FIMP: Foundation Model-Informed Message Passing for Graph Neural Networks
Syed Asad Rizvi, Nazreen Pallikkavaliyaveetil, David Zhang, Zhuoyang Lyu, Nhi Nguyen, Haoran Lyu, Benjamin Christensen, Josue Ortega Caro, Antonio H. O. Fonseca, Emanuele Zappala, Maryam Bagherian, Christopher Averill, Chadi G. Abdallah, Amin Karbasi, Rex Ying, Maria Brbic, Rahul Madhav Dhodapkar, David van Dijk
TL;DR
This work introduces Foundation-Informed Message Passing (FIMP), a framework that repurposes the self-attention mechanisms of pretrained non-textual foundation models to drive cross-node message passing in graphs. By unifying node tokenization and performing cross-node attention over token sequences, FIMP enables messages to be generated from powerful pretrained models such as ViT, scGPT, and BrainLM, or learned from scratch in a base configuration.

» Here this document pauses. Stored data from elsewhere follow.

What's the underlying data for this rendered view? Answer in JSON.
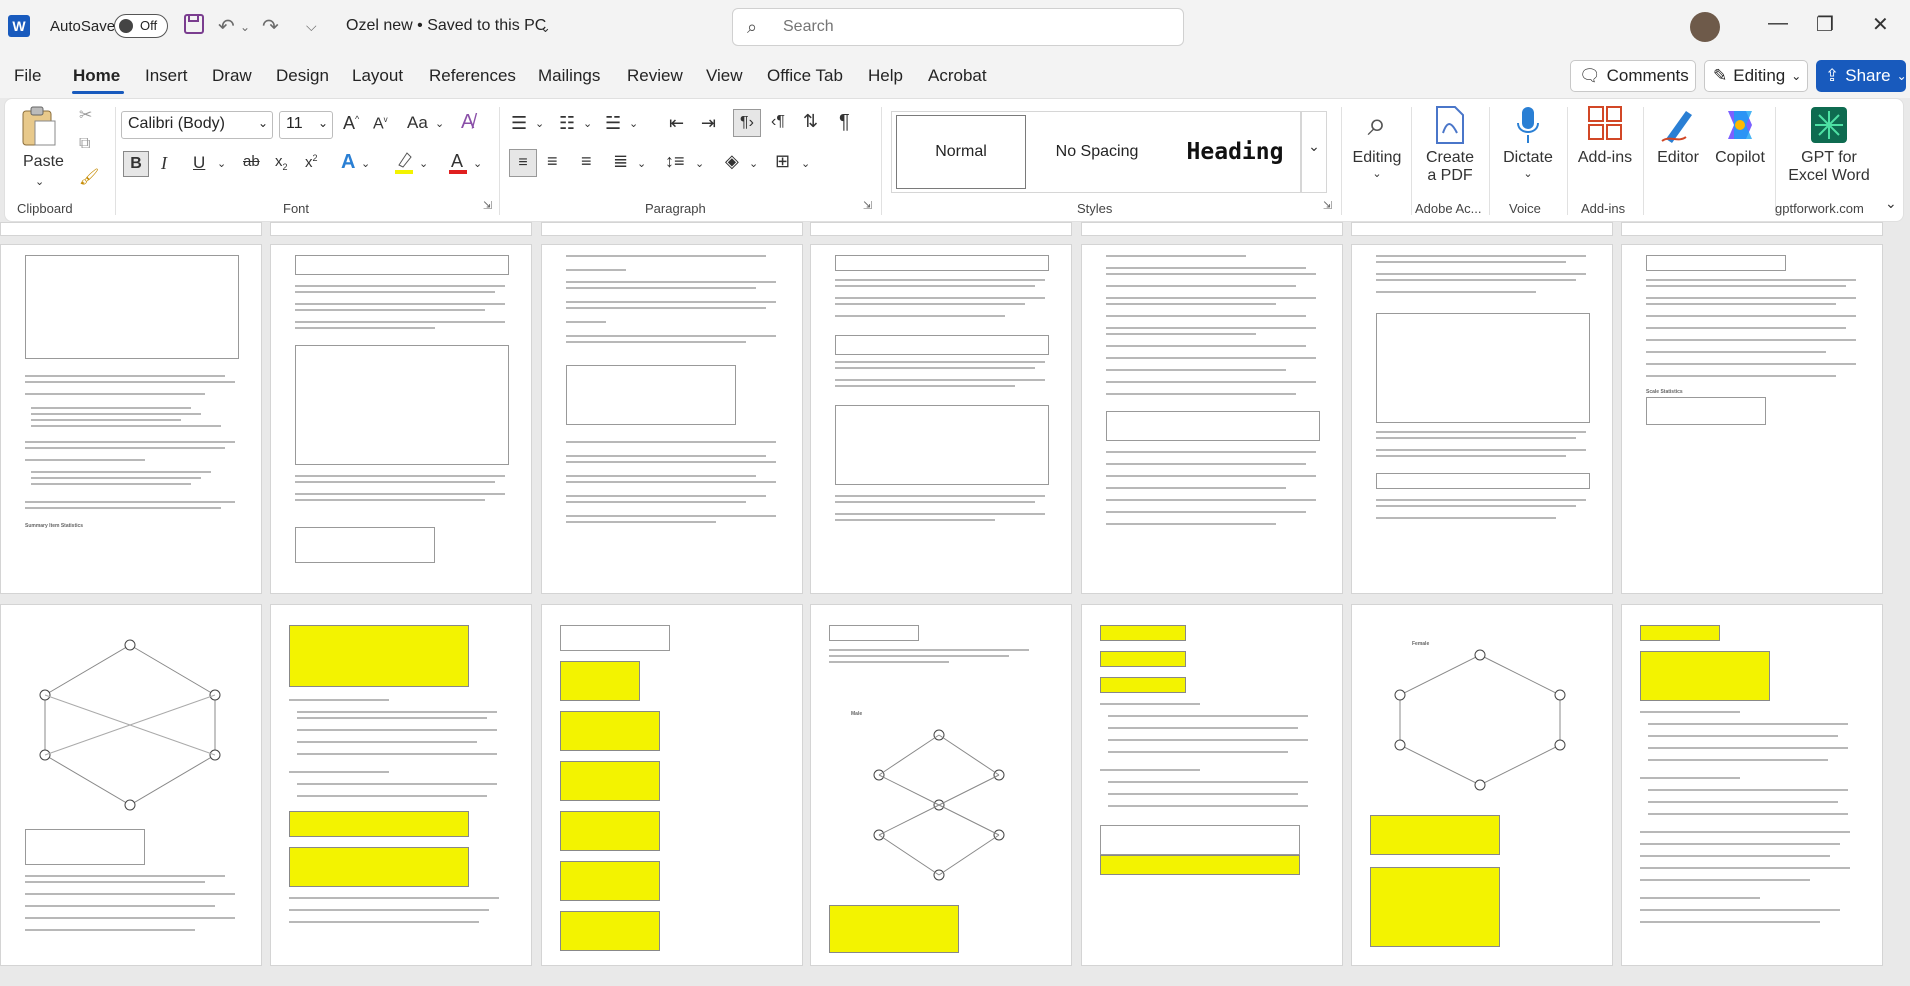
{
  "titlebar": {
    "autosave_label": "AutoSave",
    "autosave_state": "Off",
    "doc_title": "Ozel new • Saved to this PC",
    "search_placeholder": "Search"
  },
  "menu": {
    "tabs": [
      "File",
      "Home",
      "Insert",
      "Draw",
      "Design",
      "Layout",
      "References",
      "Mailings",
      "Review",
      "View",
      "Office Tab",
      "Help",
      "Acrobat"
    ],
    "active": "Home",
    "comments_label": "Comments",
    "editing_label": "Editing",
    "share_label": "Share"
  },
  "ribbon": {
    "clipboard": {
      "paste_label": "Paste",
      "group_label": "Clipboard"
    },
    "font": {
      "font_name": "Calibri (Body)",
      "font_size": "11",
      "group_label": "Font"
    },
    "paragraph": {
      "group_label": "Paragraph"
    },
    "styles": {
      "items": [
        "Normal",
        "No Spacing",
        "Heading"
      ],
      "group_label": "Styles"
    },
    "editing": {
      "label": "Editing"
    },
    "adobe": {
      "create_pdf_line1": "Create",
      "create_pdf_line2": "a PDF",
      "group_label": "Adobe Ac..."
    },
    "voice": {
      "dictate_label": "Dictate",
      "group_label": "Voice"
    },
    "addins": {
      "label": "Add-ins",
      "group_label": "Add-ins"
    },
    "editor_label": "Editor",
    "copilot_label": "Copilot",
    "gpt": {
      "line1": "GPT for",
      "line2": "Excel Word",
      "group_label": "gptforwork.com"
    }
  },
  "colors": {
    "accent": "#185abd",
    "highlight": "#f3f300",
    "font_red": "#e02020"
  },
  "page_snippets": {
    "p1_heading": "Summary Item Statistics",
    "p7_heading": "Scale Statistics",
    "p10_label": "Male",
    "p12_label": "Female"
  }
}
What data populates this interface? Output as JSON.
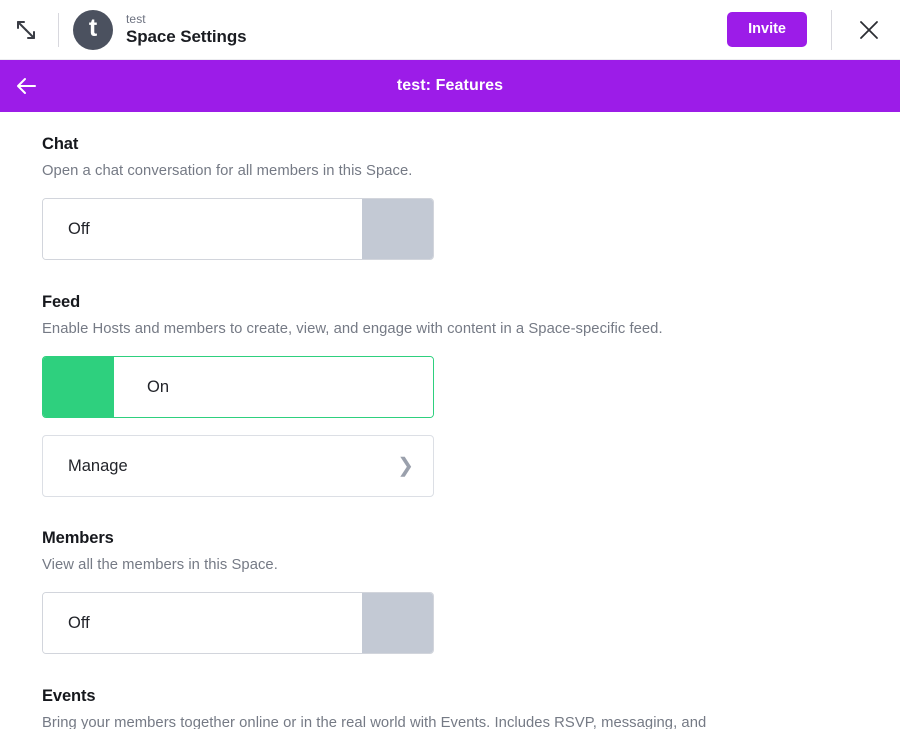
{
  "topbar": {
    "expand_icon": "expand-diagonal-icon",
    "avatar_letter": "t",
    "subtitle": "test",
    "title": "Space Settings",
    "invite_label": "Invite",
    "close_icon": "close-x-icon"
  },
  "banner": {
    "back_icon": "arrow-left-icon",
    "title": "test: Features",
    "color": "#9c1ce8"
  },
  "sections": [
    {
      "key": "chat",
      "title": "Chat",
      "description": "Open a chat conversation for all members in this Space.",
      "toggle_state": "off",
      "toggle_label": "Off"
    },
    {
      "key": "feed",
      "title": "Feed",
      "description": "Enable Hosts and members to create, view, and engage with content in a Space-specific feed.",
      "toggle_state": "on",
      "toggle_label": "On",
      "manage_label": "Manage",
      "manage_chevron": "chevron-right-icon"
    },
    {
      "key": "members",
      "title": "Members",
      "description": "View all the members in this Space.",
      "toggle_state": "off",
      "toggle_label": "Off"
    },
    {
      "key": "events",
      "title": "Events",
      "description": "Bring your members together online or in the real world with Events. Includes RSVP, messaging, and"
    }
  ],
  "colors": {
    "accent_purple": "#9c1ce8",
    "toggle_on_green": "#2ed07e",
    "toggle_off_gray": "#c3c9d4",
    "avatar_bg": "#4b515f"
  }
}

Across image networks, spatial transcriptomics, and brain fMRI data, FIMP demonstrates consistent performance gains over traditional GNNs and related baselines, including strong zero-shot embeddings with pretrained ViT on image graphs. The results underscore the potential of cross-domain foundation models to enhance graph-based tasks and open avenues for multimodal and zero-shot graph learning, with future work addressing broader domains and computational efficiency.
Abstract
Foundation models have achieved remarkable success across many domains, relying on pretraining over vast amounts of data. Graph-structured data often lacks the same scale as unstructured data, making the development of graph foundation models challenging. In this work, we propose Foundation-Informed Message Passing (FIMP), a Graph Neural Network (GNN) message-passing framework that leverages pretrained non-textual foundation models in graph-based tasks. We show that the self-attention layers of foundation models can effectively be repurposed on graphs to perform cross-node attention-based message-passing. Our model is evaluated on a real-world image network dataset and two biological applications (single-cell RNA sequencing data and fMRI brain activity recordings) in both finetuned and zero-shot settings. FIMP outperforms strong baselines, demonstrating that it can effectively leverage state-of-the-art foundation models in graph tasks.